Das könnte es tatsächlich, wie ich zugeben musste. Mit ein wenig Übung könnte die Inbesitznahme meines Körpers es Jenny ermöglichen, das Haus zu verlassen und Geheimnissen nachzuspüren, die ihr lange verborgen geblieben waren – und gleichzeitig würde es mir Möglichkeit geben, die Geheimnisse aufzudecken, die sich in ihr verbargen.

»Also gut«, sagte ich. Douglas wippte auf und ab und blickte sehr viel missbilligender drein, als es einer Ente eigentlich zusteht. Ich beachtete ihn nicht. »Versuchen wir es noch einmal.«

Dieses Mal war ich auf den Schmerz vorbereitet, und je weniger ich mich dagegen wehrte, desto schneller ging er vorüber. Das gleißend helle Nichts kehrte zurück, doch als sich der Nebelschleier lichtete, befand ich mich nicht im Foyer der Augur Lane 926, sondern in einem mir unbekannten Herrenzimmer. Draußen herrschte Dunkelheit und im Raum ein dämmriges Licht. Ich war in eine andere Erinnerung eingedrungen.

»Nein. Das genügt nicht. Die Leistung wird halb so hoch ausfallen wie gewünscht«, sagte eine Männerstimme.

»Sie wird doppelt so hoch sein, wie sie sein sollte. Es gibt keine Möglichkeit, sie in dieser Höhe konstant zu halten.«

Unmittelbar vor mir standen zwei Gestalten, deren Aufmerksamkeit auf mehrere auf einem großen Schreibtisch ausgebreitete Zeichnungen gerichtet war. Sie kamen mir irgendwie bekannt vor. Einer von ihnen war ein energiegeladener, gut aussehender Mann. Unangenehmerweise fühlte ich mich zu ihm hingezogen, wobei ich nicht sagen konnte, warum. Auf einmal lächelte er, und in dem Moment wusste ich es: Es war Howard Carson. Jennys Verlobter. Der Mann, der sie geliebt hatte und der verschwunden war.

Ihm gegenüber stand ein schmächtiger Mann mit weißblonden Haaren. Er trug eine mürrische Miene zur Schau und einen dreiteiligen Anzug, der ihm perfekt auf den dürren Leib geschneidert schien. »Sie werden darüber nicht erfreut sein«, sagte er.

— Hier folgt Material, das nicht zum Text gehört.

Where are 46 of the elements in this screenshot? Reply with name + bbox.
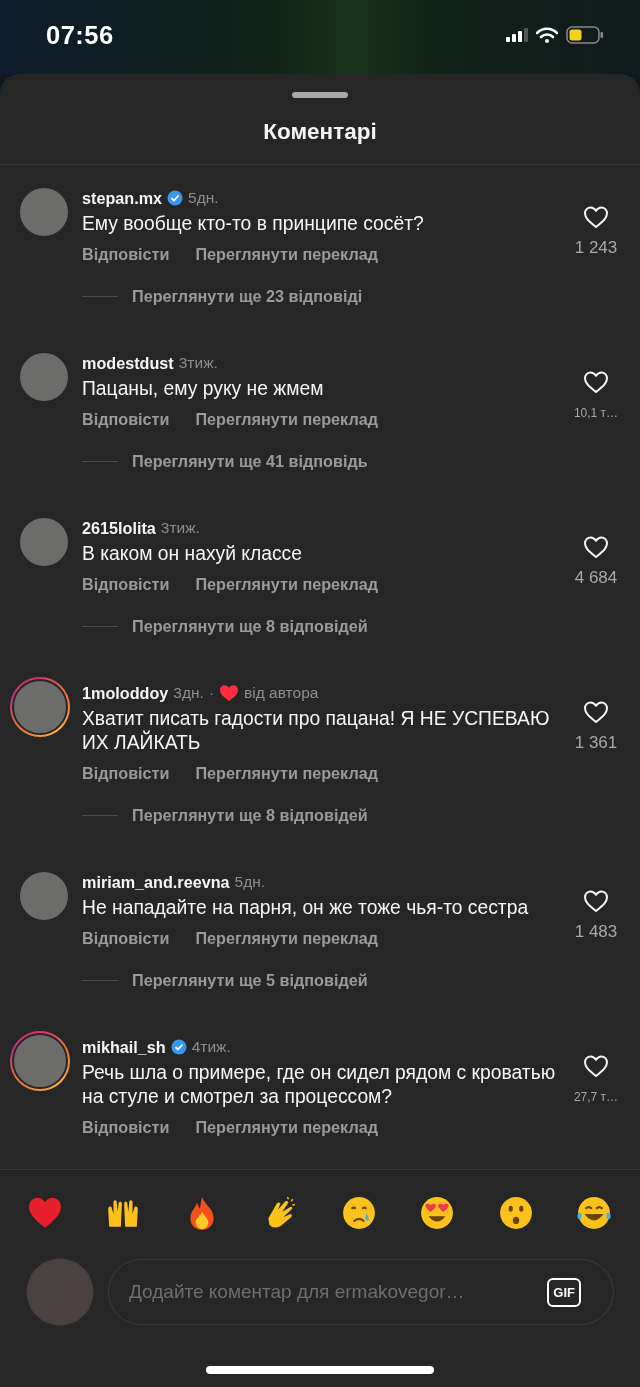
- author-like-label: від автора: [244, 684, 319, 702]
- like-count: 10,1 т…: [573, 406, 619, 420]
- translate-link[interactable]: Переглянути переклад: [195, 574, 378, 594]
- comment-time: 3дн.: [173, 684, 204, 702]
- like-count: 1 483: [574, 922, 618, 942]
- comment-text: Хватит писать гадости про пацана! Я НЕ УСПЕВАЮ ИХ ЛАЙКАТЬ: [82, 707, 551, 755]
- translate-link[interactable]: Переглянути переклад: [195, 1117, 378, 1137]
- comment-time: 4тиж.: [191, 1038, 231, 1056]
- comment-text: В каком он нахуй классе: [82, 542, 303, 566]
- translate-link[interactable]: Переглянути переклад: [195, 244, 378, 264]
- reply-link[interactable]: Відповісти: [82, 244, 170, 264]
- reply-link[interactable]: Відповісти: [82, 928, 170, 948]
- view-replies-link[interactable]: Переглянути ще 8 відповідей: [132, 616, 368, 636]
- comment-text: Пацаны, ему руку не жмем: [82, 377, 325, 401]
- username[interactable]: modestdust: [82, 353, 174, 373]
- gif-button[interactable]: GIF: [547, 1277, 581, 1307]
- translate-link[interactable]: Переглянути переклад: [195, 928, 378, 948]
- username[interactable]: stepan.mx: [82, 188, 163, 208]
- comment-time: 5дн.: [188, 189, 219, 207]
- like-count: 1 243: [574, 238, 618, 258]
- username[interactable]: 1moloddoy: [82, 683, 169, 703]
- translate-link[interactable]: Переглянути переклад: [195, 763, 378, 783]
- translate-link[interactable]: Переглянути переклад: [195, 409, 378, 429]
- comment-text: Ему вообще кто-то в принципе сосёт?: [82, 212, 425, 236]
- comment-text: Не нападайте на парня, он же тоже чья-то сестра: [82, 896, 530, 920]
- reply-link[interactable]: Відповісти: [82, 409, 170, 429]
- view-replies-link[interactable]: Переглянути ще 8 відповідей: [132, 805, 368, 825]
- reply-link[interactable]: Відповісти: [82, 1117, 170, 1137]
- comment-text: Речь шла о примере, где он сидел рядом с кроватью на стуле и смотрел за процессом?: [82, 1061, 557, 1109]
- comment-time: 3тиж.: [160, 519, 200, 537]
- separator-dot: ·: [208, 684, 215, 702]
- view-replies-link[interactable]: Переглянути ще 23 відповіді: [132, 286, 363, 306]
- sheet-title: Коментарі: [0, 98, 640, 165]
- like-count: 1 361: [574, 733, 618, 753]
- username[interactable]: miriam_and.reevna: [82, 872, 230, 892]
- reply-link[interactable]: Відповісти: [82, 763, 170, 783]
- username[interactable]: mikhail_sh: [82, 1037, 166, 1057]
- username[interactable]: 2615lolita: [82, 518, 156, 538]
- comment-time: 5дн.: [234, 873, 266, 891]
- view-replies-link[interactable]: Переглянути ще 41 відповідь: [132, 451, 368, 471]
- clock-time: 07:56: [46, 20, 114, 50]
- like-count: 4 684: [574, 568, 618, 588]
- reply-link[interactable]: Відповісти: [82, 574, 170, 594]
- comment-time: 3тиж.: [178, 354, 218, 372]
- like-count: 27,7 т…: [573, 1090, 619, 1104]
- view-replies-link[interactable]: Переглянути ще 5 відповідей: [132, 970, 368, 990]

»Sie werden noch viel weniger erfreut sein, wenn ihnen das Ganze um die Ohren fliegt«, entgegnete Howard Carson. Der dünne Mann zog eine Grimasse, als Howard fortfuhr, über Leitfähigkeit und Zugkraft zu reden.

In einem Sessel hinter ihnen saß ein dritter Mann, korpulent, mit einem rundlichen Gesicht und einem Schnurrbart, dessen Enden mit Wachs zu zwei imposanten Kringeln hochgezwirbelt waren. Er schwieg, während er eine unangezündete Zigarre unruhig von einer Hand in die andere nahm und die beiden anderen beobachtete. Neben ihm stand eine ausdruckslos dreinblickende, streng gekleidete Frau mit pechschwarzen Haaren, die ein Klemmbrett und einen Bleistift in Händen hielt. »Haben Sie das?«, fragte sie der korpulente Mann leise.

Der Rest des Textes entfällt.